We also show in this appendix that matrices with Jordan canonical form given by
$$\left(\begin{matrix}0&1\\0&0 \end{matrix}\right)$$ form a two-dimensional surface.
But I don't know how prove this affirmation. Some hint? I think in the action $ Ad: GLn(\mathbb{R})^{n}\times M_{2\times 2}(\mathbb{R})\to M_{2\times 2}(\mathbb{R}) $ given by $$Ad(m)= gmg^{-1},$$ where $GLn(\mathbb{R})$ is all nonsingular $n×n$ matrices, and to see that the orbit a matrix $m$ is a manifold, but I don't know.
Thanks in advance.
Such matrices
$$A=\begin{pmatrix}a&c\\b&d\end{pmatrix}$$
have $0$ as a double eigenvalue.

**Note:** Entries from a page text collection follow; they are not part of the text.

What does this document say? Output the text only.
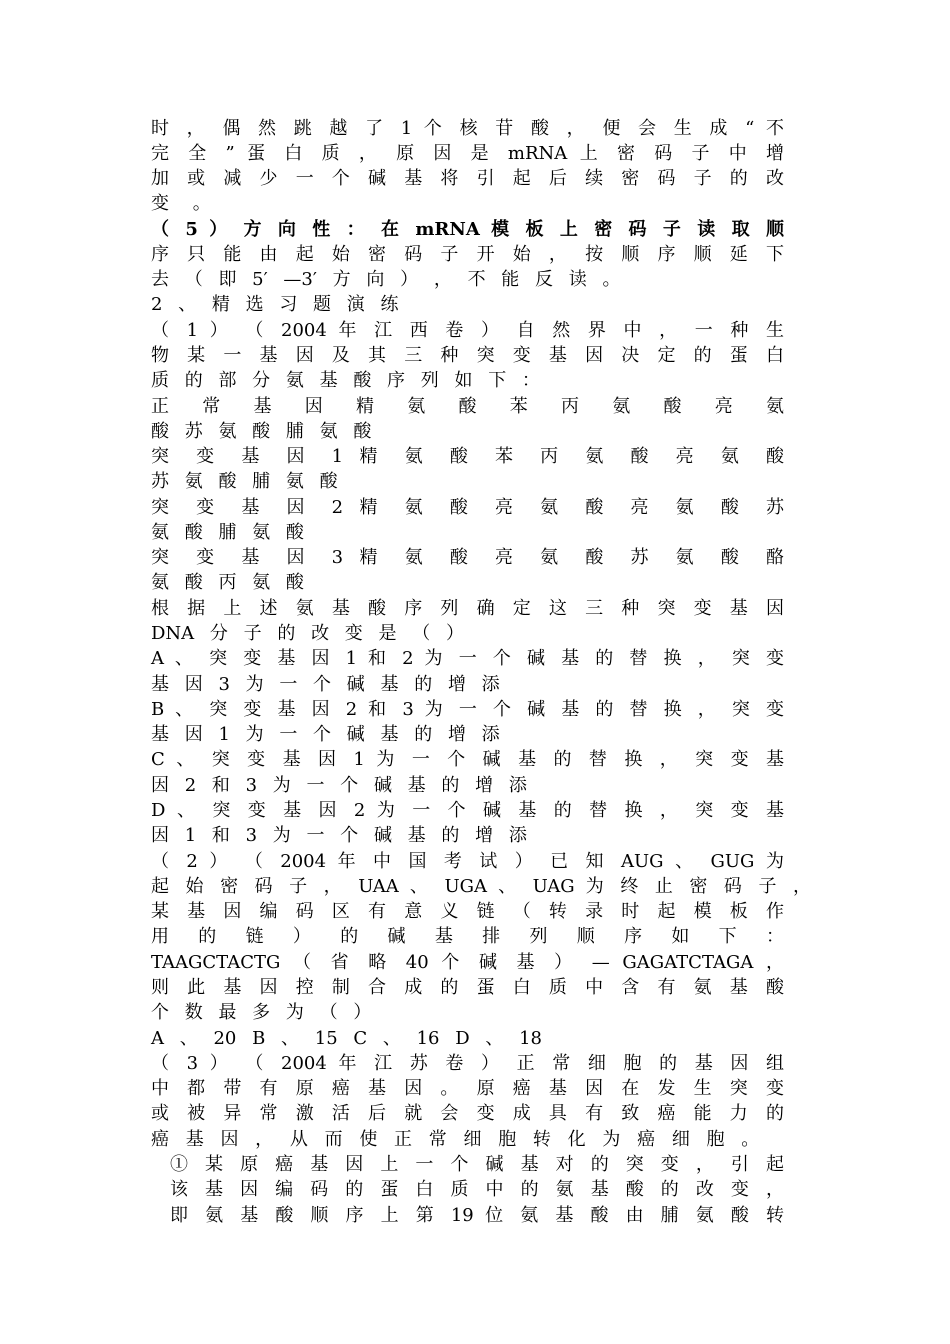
时 ， 偶 然 跳 越 了 1 个 核 苷 酸 ， 便 会 生 成 “ 不
完 全 ” 蛋 白 质 ， 原 因 是 mRNA 上 密 码 子 中 增
加 或 减 少 一 个 碱 基 将 引 起 后 续 密 码 子 的 改
变 。
（ 5 ） 方 向 性 ： 在 mRNA 模 板 上 密 码 子 读 取 顺
序 只 能 由 起 始 密 码 子 开 始 ， 按 顺 序 顺 延 下
去 （ 即 5′ —3′ 方 向 ） ， 不 能 反 读 。
2 、 精 选 习 题 演 练
（ 1 ） （ 2004 年 江 西 卷 ） 自 然 界 中 ， 一 种 生
物 某 一 基 因 及 其 三 种 突 变 基 因 决 定 的 蛋 白
质 的 部 分 氨 基 酸 序 列 如 下 ：
正 常 基 因 精 氨 酸 苯 丙 氨 酸 亮 氨
酸 苏 氨 酸 脯 氨 酸
突 变 基 因 1 精 氨 酸 苯 丙 氨 酸 亮 氨 酸
苏 氨 酸 脯 氨 酸
突 变 基 因 2 精 氨 酸 亮 氨 酸 亮 氨 酸 苏
氨 酸 脯 氨 酸
突 变 基 因 3 精 氨 酸 亮 氨 酸 苏 氨 酸 酪
氨 酸 丙 氨 酸
根 据 上 述 氨 基 酸 序 列 确 定 这 三 种 突 变 基 因
DNA 分 子 的 改 变 是 （ ）
A 、 突 变 基 因 1 和 2 为 一 个 碱 基 的 替 换 ， 突 变
基 因 3 为 一 个 碱 基 的 增 添
B 、 突 变 基 因 2 和 3 为 一 个 碱 基 的 替 换 ， 突 变
基 因 1 为 一 个 碱 基 的 增 添
C 、 突 变 基 因 1 为 一 个 碱 基 的 替 换 ， 突 变 基
因 2 和 3 为 一 个 碱 基 的 增 添
D 、 突 变 基 因 2 为 一 个 碱 基 的 替 换 ， 突 变 基
因 1 和 3 为 一 个 碱 基 的 增 添
（ 2 ） （ 2004 年 中 国 考 试 ） 已 知 AUG 、 GUG 为
起 始 密 码 子 ， UAA 、 UGA 、 UAG 为 终 止 密 码 子 ，
某 基 因 编 码 区 有 意 义 链 （ 转 录 时 起 模 板 作
用 的 链 ） 的 碱 基 排 列 顺 序 如 下 ：
TAAGCTACTG （ 省 略 40 个 碱 基 ） — GAGATCTAGA ，
则 此 基 因 控 制 合 成 的 蛋 白 质 中 含 有 氨 基 酸
个 数 最 多 为 （ ）
A 、 20 B 、 15 C 、 16 D 、 18
（ 3 ） （ 2004 年 江 苏 卷 ） 正 常 细 胞 的 基 因 组
中 都 带 有 原 癌 基 因 。 原 癌 基 因 在 发 生 突 变
或 被 异 常 激 活 后 就 会 变 成 具 有 致 癌 能 力 的
癌 基 因 ， 从 而 使 正 常 细 胞 转 化 为 癌 细 胞 。
① 某 原 癌 基 因 上 一 个 碱 基 对 的 突 变 ， 引 起
该 基 因 编 码 的 蛋 白 质 中 的 氨 基 酸 的 改 变 ，
即 氨 基 酸 顺 序 上 第 19 位 氨 基 酸 由 脯 氨 酸 转
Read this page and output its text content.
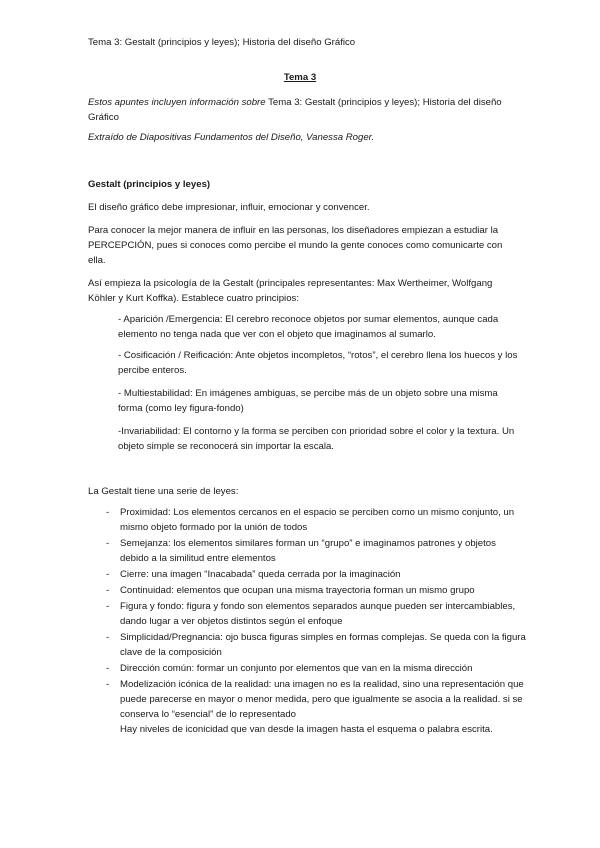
Tema 3: Gestalt (principios y leyes); Historia del diseño Gráfico
Tema 3
Estos apuntes incluyen información sobre Tema 3: Gestalt (principios y leyes); Historia del diseño Gráfico
Extraído de Diapositivas Fundamentos del Diseño, Vanessa Roger.
Gestalt (principios y leyes)
El diseño gráfico debe impresionar, influir, emocionar y convencer.
Para conocer la mejor manera de influir en las personas, los diseñadores empiezan a estudiar la PERCEPCIÓN, pues si conoces como percibe el mundo la gente conoces como comunicarte con ella.
Así empieza la psicología de la Gestalt (principales representantes: Max Wertheimer, Wolfgang Köhler y Kurt Koffka). Establece cuatro principios:
- Aparición /Emergencia: El cerebro reconoce objetos por sumar elementos, aunque cada elemento no tenga nada que ver con el objeto que imaginamos al sumarlo.
- Cosificación / Reificación: Ante objetos incompletos, “rotos”, el cerebro llena los huecos y los percibe enteros.
- Multiestabilidad: En imágenes ambiguas, se percibe más de un objeto sobre una misma forma (como ley figura-fondo)
-Invariabilidad: El contorno y la forma se perciben con prioridad sobre el color y la textura. Un objeto simple se reconocerá sin importar la escala.
La Gestalt tiene una serie de leyes:
- Proximidad: Los elementos cercanos en el espacio se perciben como un mismo conjunto, un mismo objeto formado por la unión de todos
- Semejanza: los elementos similares forman un “grupo” e imaginamos patrones y objetos debido a la similitud entre elementos
- Cierre: una imagen “Inacabada” queda cerrada por la imaginación
- Continuidad: elementos que ocupan una misma trayectoria forman un mismo grupo
- Figura y fondo: figura y fondo son elementos separados aunque pueden ser intercambiables, dando lugar a ver objetos distintos según el enfoque
- Simplicidad/Pregnancia: ojo busca figuras simples en formas complejas. Se queda con la figura clave de la composición
- Dirección común: formar un conjunto por elementos que van en la misma dirección
- Modelización icónica de la realidad: una imagen no es la realidad, sino una representación que puede parecerse en mayor o menor medida, pero que igualmente se asocia a la realidad. si se conserva lo “esencial” de lo representado
Hay niveles de iconicidad que van desde la imagen hasta el esquema o palabra escrita.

Therefore :
$$\operatorname{tr}(A)=\lambda_1+\lambda_2=0=a+d \tag{1}$$
and
$$\det(A)=\lambda_1\lambda_2=0=ad-bc \tag{2}$$
constituting the intersection of 3D "hypersurface" given by (2) by an hyperplane given by (1).
As a consequence, we have a surface with dimension $2$.
Said otherwise, if we plug $d=-a$ into (2) we have: $a^2=-bc$ (think to $z^2=-xy$ in our ordinary space which is the equation of a surface)